Правда, разобраться в тонкостях он не мог: различных оттенков было множество. Так, например, на одних газетах сразу под заголовком большими черными буквами красовались лозунги: "Война до победного конца! Вся власть Временному правительству!" А на других: "Война до конца за мир без захватов и контрибуций!", но зато – "Да здравствует демократическая республика!" На третьих стояло: "Долой кровавую бойню! Вся власть Советам рабочих, крестьянских и солдатских депутатов!" Впрочем, много встречалось и иных. Когда месяца два тому назад Жмыхов читал мартовские газеты, такой неразберихой как будто бы и не пахло. Но уже и тогда начинали поругивать неизвестных большевиков.
– А ты как смотришь на это дело? – спросил Жмыхов у Стрюка.
– А как смотрю! – сказал кузнец. – У меня два сына на фронте. Хозяйство, знаешь, невелико, а прыгаю, как белка на сосне… Войну кончать пора – вот как смотрю!.. Нам с ней одно горе.
Стрюк говорил строго, а глаза под колючими ершами вместо бровей мигали весело.
– Учредительное собрание… – рассуждал Жмыхов. – Откудова этакое выскочило?.. Живем, как азияты – ясное дело…
– Н-да… В волость съездишь, узнаешь. Там, поди, известно.
Хитрый мужик Стрюк. Улыбку спрятал в бороду, а борода у него что трава на кочке.
– На съезд волостной я ездил… Вот где дела – так да-а…
Он рассказал Жмыхову о последних событиях в волости.
– Копая жирного знаешь? Этому за всех попало. Заседали в воскресенье, а в селе станковые со Свиягинской лесопилки гуляли. Рабочий народ, известно… До девок больше. Отмутили лавочника по первое число, как же. Взятошник…

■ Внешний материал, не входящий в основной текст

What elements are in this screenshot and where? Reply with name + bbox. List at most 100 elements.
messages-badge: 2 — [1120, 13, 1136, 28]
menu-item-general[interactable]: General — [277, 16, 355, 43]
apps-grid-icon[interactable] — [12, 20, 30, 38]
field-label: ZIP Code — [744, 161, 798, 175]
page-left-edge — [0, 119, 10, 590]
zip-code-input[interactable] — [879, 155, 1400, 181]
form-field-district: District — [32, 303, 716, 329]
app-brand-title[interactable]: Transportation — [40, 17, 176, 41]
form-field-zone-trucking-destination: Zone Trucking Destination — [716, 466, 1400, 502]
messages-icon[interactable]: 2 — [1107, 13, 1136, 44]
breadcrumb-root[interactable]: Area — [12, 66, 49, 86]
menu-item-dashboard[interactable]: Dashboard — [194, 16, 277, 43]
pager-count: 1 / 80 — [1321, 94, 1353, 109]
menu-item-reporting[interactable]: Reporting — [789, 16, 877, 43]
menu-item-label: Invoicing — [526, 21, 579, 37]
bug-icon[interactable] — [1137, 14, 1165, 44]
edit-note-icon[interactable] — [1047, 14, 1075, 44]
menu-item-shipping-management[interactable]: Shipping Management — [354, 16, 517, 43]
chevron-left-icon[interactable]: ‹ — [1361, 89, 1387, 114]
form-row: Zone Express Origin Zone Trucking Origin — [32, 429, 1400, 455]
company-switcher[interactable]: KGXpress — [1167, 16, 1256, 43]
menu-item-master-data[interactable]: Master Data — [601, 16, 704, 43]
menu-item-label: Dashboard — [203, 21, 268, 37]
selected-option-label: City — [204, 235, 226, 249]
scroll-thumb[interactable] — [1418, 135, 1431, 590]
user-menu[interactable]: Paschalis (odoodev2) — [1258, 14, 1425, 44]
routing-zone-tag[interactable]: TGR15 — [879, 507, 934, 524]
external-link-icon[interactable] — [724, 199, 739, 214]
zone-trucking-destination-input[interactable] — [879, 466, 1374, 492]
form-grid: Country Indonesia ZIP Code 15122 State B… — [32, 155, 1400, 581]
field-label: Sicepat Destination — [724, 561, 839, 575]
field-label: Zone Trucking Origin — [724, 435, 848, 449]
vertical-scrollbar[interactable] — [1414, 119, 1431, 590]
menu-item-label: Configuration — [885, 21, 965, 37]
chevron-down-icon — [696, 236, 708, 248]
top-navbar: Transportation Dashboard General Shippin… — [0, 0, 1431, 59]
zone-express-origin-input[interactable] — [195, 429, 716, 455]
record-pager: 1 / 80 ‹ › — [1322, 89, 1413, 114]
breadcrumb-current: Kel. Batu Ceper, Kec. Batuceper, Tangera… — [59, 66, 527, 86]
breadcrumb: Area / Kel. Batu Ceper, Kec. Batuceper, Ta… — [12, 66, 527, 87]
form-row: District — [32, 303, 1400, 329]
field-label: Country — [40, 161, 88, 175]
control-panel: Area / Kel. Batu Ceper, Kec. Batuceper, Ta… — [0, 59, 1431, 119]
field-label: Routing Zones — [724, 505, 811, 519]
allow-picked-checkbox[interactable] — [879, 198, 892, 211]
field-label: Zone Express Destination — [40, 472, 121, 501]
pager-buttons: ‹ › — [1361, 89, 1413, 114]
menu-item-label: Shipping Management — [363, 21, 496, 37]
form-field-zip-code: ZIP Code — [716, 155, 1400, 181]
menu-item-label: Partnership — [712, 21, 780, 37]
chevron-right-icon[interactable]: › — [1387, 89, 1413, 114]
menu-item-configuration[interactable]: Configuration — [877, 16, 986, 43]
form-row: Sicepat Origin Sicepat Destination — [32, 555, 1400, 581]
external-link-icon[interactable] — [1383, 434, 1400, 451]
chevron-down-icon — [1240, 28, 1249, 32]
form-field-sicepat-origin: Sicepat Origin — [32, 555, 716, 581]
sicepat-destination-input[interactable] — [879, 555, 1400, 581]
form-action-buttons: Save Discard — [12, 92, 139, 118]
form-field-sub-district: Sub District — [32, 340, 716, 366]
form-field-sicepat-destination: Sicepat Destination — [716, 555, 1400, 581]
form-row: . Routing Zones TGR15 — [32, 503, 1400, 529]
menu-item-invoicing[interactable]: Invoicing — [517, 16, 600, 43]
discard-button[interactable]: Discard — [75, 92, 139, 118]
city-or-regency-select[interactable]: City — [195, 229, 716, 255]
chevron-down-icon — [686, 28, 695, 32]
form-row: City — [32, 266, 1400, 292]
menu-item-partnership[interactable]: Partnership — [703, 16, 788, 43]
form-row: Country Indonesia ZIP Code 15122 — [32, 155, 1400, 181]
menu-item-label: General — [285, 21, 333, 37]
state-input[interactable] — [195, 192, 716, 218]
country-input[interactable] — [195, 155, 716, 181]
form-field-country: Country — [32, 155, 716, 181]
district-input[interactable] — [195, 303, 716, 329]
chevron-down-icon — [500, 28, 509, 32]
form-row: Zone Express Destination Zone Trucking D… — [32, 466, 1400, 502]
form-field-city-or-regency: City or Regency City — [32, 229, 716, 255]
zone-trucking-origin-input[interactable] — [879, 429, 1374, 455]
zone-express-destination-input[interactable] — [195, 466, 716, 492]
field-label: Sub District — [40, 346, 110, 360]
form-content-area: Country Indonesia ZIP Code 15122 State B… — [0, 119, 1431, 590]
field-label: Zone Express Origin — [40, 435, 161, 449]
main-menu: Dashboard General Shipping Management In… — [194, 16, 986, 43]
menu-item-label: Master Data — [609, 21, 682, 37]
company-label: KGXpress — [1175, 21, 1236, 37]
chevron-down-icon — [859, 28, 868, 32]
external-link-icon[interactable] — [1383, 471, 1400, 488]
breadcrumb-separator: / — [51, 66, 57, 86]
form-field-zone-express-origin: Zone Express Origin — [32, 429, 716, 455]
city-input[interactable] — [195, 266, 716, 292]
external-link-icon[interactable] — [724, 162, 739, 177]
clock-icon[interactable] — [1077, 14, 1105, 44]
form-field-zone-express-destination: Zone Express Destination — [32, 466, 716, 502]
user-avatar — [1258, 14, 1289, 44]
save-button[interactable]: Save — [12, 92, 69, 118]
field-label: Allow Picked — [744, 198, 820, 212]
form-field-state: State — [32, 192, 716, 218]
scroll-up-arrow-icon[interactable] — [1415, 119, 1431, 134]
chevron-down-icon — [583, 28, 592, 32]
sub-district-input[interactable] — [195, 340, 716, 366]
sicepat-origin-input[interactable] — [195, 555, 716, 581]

– Их вражда старая, – пояснил Жмыхов. – Копай на лесопилку муку поставлял. Мало что подмоченную, а говорят, ржаную промеж пшеничных кулей подсовывал. Жулик известный.
– А ты слушай, – продолжал Стрюк. – Большевик, говорят, Неретенок-то?..
Он лукаво прищурился и выжидательно посмотрел на Жмыхова. "Хитрый мужик, все знает", – подумал Жмыхов, а вслух сказал:
– Дела…
5
Кузнецовы бабы вернулись с поля. Темнело. Мальчишки на улице с трудом доигрывали в городки. В растворенные окна хаты вместе с необычайной духотой вечера врывались их звонкие голоса и удары палок по рюхам.
К Стрюку пришел самарский священник, отец Тимофей.
– Здоровеньки булы! – рявкнул он тяжелым медвежьим басом, снимая в сенях дырявую соломенную шляпу. – Завтра дождь будет – солнце садилось в тучу.
Кузнецова мать, рассыпчатая старуха, подошла к нему под благословение.
– Брось, стара, излышний машкерад, ну его к бису! – сказал он насмешливо. И добавил по-русски: – Тебе, может, забава, а мне-то уж надоело. Дура…
– Ах ты, безбожник! – обиделась старуха. – А еще поп! Вон с тем чертом два сапога пара, – указала она на сына.
– Не любят нас с тобой старухи, – сказал отец Тимофей Стрюку. – А по всему, должны бы старухи попа уважать. В других местах так водится. Впрочем, каков приход, таков и поп… Я к тебе, лесная твоя душа, – обратился отец Тимофей к Жмыхову.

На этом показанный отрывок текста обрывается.